If the mean and the variance of a Binomial variate \(X\) are 2 and 1 respectively, then the probability that \(X\) takes a value greater than one is equal to

\(\begin{aligned} & \text { Mean }=2 \text { and variance }=1 \\ & \Rightarrow \mathrm{np}=2 \text { and } \mathrm{npq}=1 \\ \therefore \quad & \frac{\mathrm{npq}}{\mathrm{np}}=\frac{1}{2} \Rightarrow \mathrm{q}=\frac{1}{2} \\ & \Rightarrow \mathrm{p}=1-\frac{1}{2}=\frac{1}{2} \\ & n p=2 \\ & \Rightarrow \mathrm{n}\left(\frac{1}{2}\right)=2 \Rightarrow \mathrm{n}=4\end{aligned}\)

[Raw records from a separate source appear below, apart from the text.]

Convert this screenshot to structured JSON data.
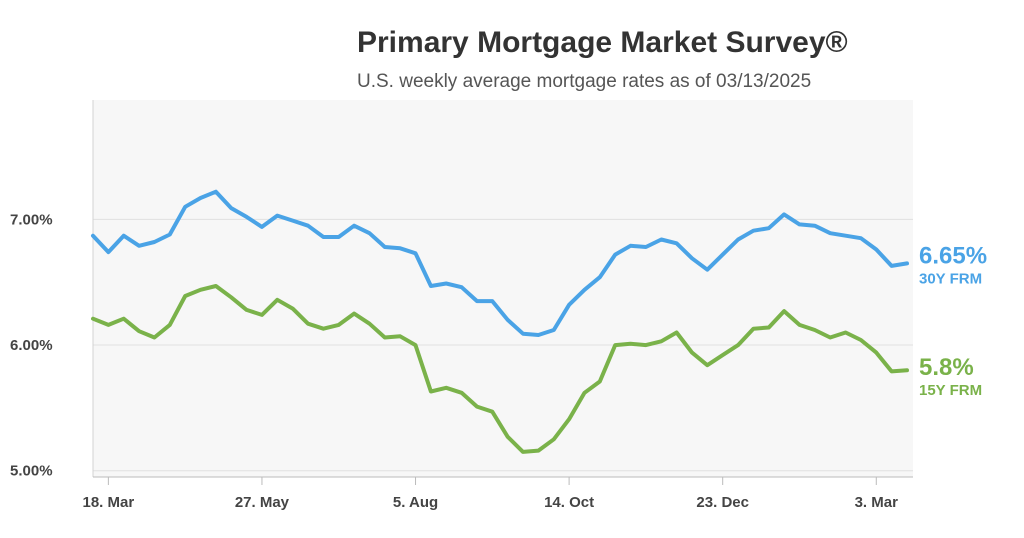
{
  "chart_data": {
    "type": "line",
    "title": "Primary Mortgage Market Survey®",
    "subtitle": "U.S. weekly average mortgage rates as of 03/13/2025",
    "ylim": [
      4.95,
      7.95
    ],
    "yticks": [
      5.0,
      6.0,
      7.0
    ],
    "ytick_labels": [
      "5.00%",
      "6.00%",
      "7.00%"
    ],
    "xtick_labels": [
      "18. Mar",
      "27. May",
      "5. Aug",
      "14. Oct",
      "23. Dec",
      "3. Mar"
    ],
    "xtick_index": [
      1,
      11,
      21,
      31,
      41,
      51
    ],
    "grid": true,
    "series": [
      {
        "name": "30Y FRM",
        "end_value": "6.65%",
        "color": "#4aa3e6",
        "values": [
          6.87,
          6.74,
          6.87,
          6.79,
          6.82,
          6.88,
          7.1,
          7.17,
          7.22,
          7.09,
          7.02,
          6.94,
          7.03,
          6.99,
          6.95,
          6.86,
          6.86,
          6.95,
          6.89,
          6.78,
          6.77,
          6.73,
          6.47,
          6.49,
          6.46,
          6.35,
          6.35,
          6.2,
          6.09,
          6.08,
          6.12,
          6.32,
          6.44,
          6.54,
          6.72,
          6.79,
          6.78,
          6.84,
          6.81,
          6.69,
          6.6,
          6.72,
          6.84,
          6.91,
          6.93,
          7.04,
          6.96,
          6.95,
          6.89,
          6.87,
          6.85,
          6.76,
          6.63,
          6.65
        ]
      },
      {
        "name": "15Y FRM",
        "end_value": "5.8%",
        "color": "#7ab24a",
        "values": [
          6.21,
          6.16,
          6.21,
          6.11,
          6.06,
          6.16,
          6.39,
          6.44,
          6.47,
          6.38,
          6.28,
          6.24,
          6.36,
          6.29,
          6.17,
          6.13,
          6.16,
          6.25,
          6.17,
          6.06,
          6.07,
          6.0,
          5.63,
          5.66,
          5.62,
          5.51,
          5.47,
          5.27,
          5.15,
          5.16,
          5.25,
          5.41,
          5.62,
          5.71,
          6.0,
          6.01,
          6.0,
          6.03,
          6.1,
          5.94,
          5.84,
          5.92,
          6.0,
          6.13,
          6.14,
          6.27,
          6.16,
          6.12,
          6.06,
          6.1,
          6.04,
          5.94,
          5.79,
          5.8
        ]
      }
    ]
  }
}
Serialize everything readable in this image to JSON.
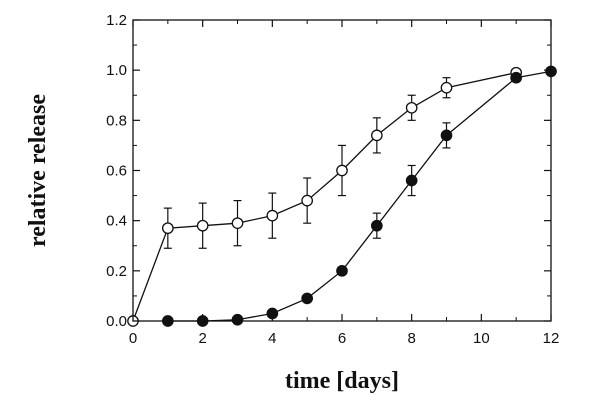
{
  "chart_data": {
    "type": "line",
    "title": "",
    "xlabel": "time [days]",
    "ylabel": "relative release",
    "xlim": [
      0,
      12
    ],
    "ylim": [
      0,
      1.2
    ],
    "xticks": [
      0,
      2,
      4,
      6,
      8,
      10,
      12
    ],
    "yticks": [
      0.0,
      0.2,
      0.4,
      0.6,
      0.8,
      1.0,
      1.2
    ],
    "ytick_labels": [
      "0.0",
      "0.2",
      "0.4",
      "0.6",
      "0.8",
      "1.0",
      "1.2"
    ],
    "grid": false,
    "series": [
      {
        "name": "open circles",
        "marker": "open-circle",
        "x": [
          0,
          1,
          2,
          3,
          4,
          5,
          6,
          7,
          8,
          9,
          11
        ],
        "y": [
          0.0,
          0.37,
          0.38,
          0.39,
          0.42,
          0.48,
          0.6,
          0.74,
          0.85,
          0.93,
          0.99
        ],
        "err": [
          0.0,
          0.08,
          0.09,
          0.09,
          0.09,
          0.09,
          0.1,
          0.07,
          0.05,
          0.04,
          0.0
        ]
      },
      {
        "name": "filled circles",
        "marker": "filled-circle",
        "x": [
          1,
          2,
          3,
          4,
          5,
          6,
          7,
          8,
          9,
          11,
          12
        ],
        "y": [
          0.0,
          0.0,
          0.005,
          0.03,
          0.09,
          0.2,
          0.38,
          0.56,
          0.74,
          0.97,
          0.995
        ],
        "err": [
          0.0,
          0.0,
          0.0,
          0.0,
          0.0,
          0.0,
          0.05,
          0.06,
          0.05,
          0.0,
          0.0
        ]
      }
    ]
  }
}
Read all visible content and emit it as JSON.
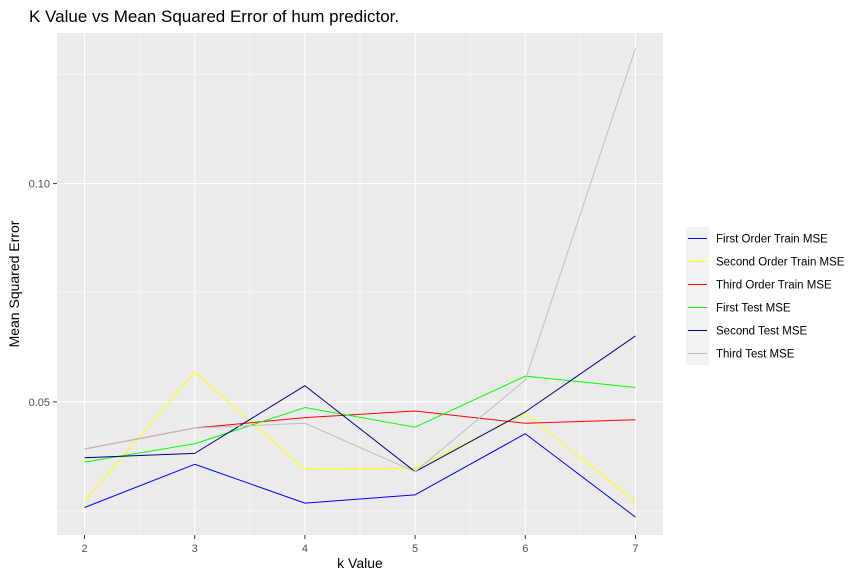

\(\begin{array}{ll}\therefore & P(X\gt1) \\ & =P(X=2)+P(X=3)+P(X=4)\end{array}\)
\(={ }^4 \mathrm{C}_2\left(\frac{1}{2}\right)^2\left(\frac{1}{2}\right)^2+{ }^4 \mathrm{C}_3\left(\frac{1}{2}\right)^3\left(\frac{1}{2}\right)+{ }^4 \mathrm{C}_4\left(\frac{1}{2}\right)^4\left(\frac{1}{2}\right)^0\)
\(\begin{aligned} & =6\left(\frac{1}{2}\right)^4+4\left(\frac{1}{2}\right)^4+1\left(\frac{1}{2}\right)^4 \\ & =\frac{1}{2^4}(6+4+1)=\frac{11}{16}\end{aligned}\)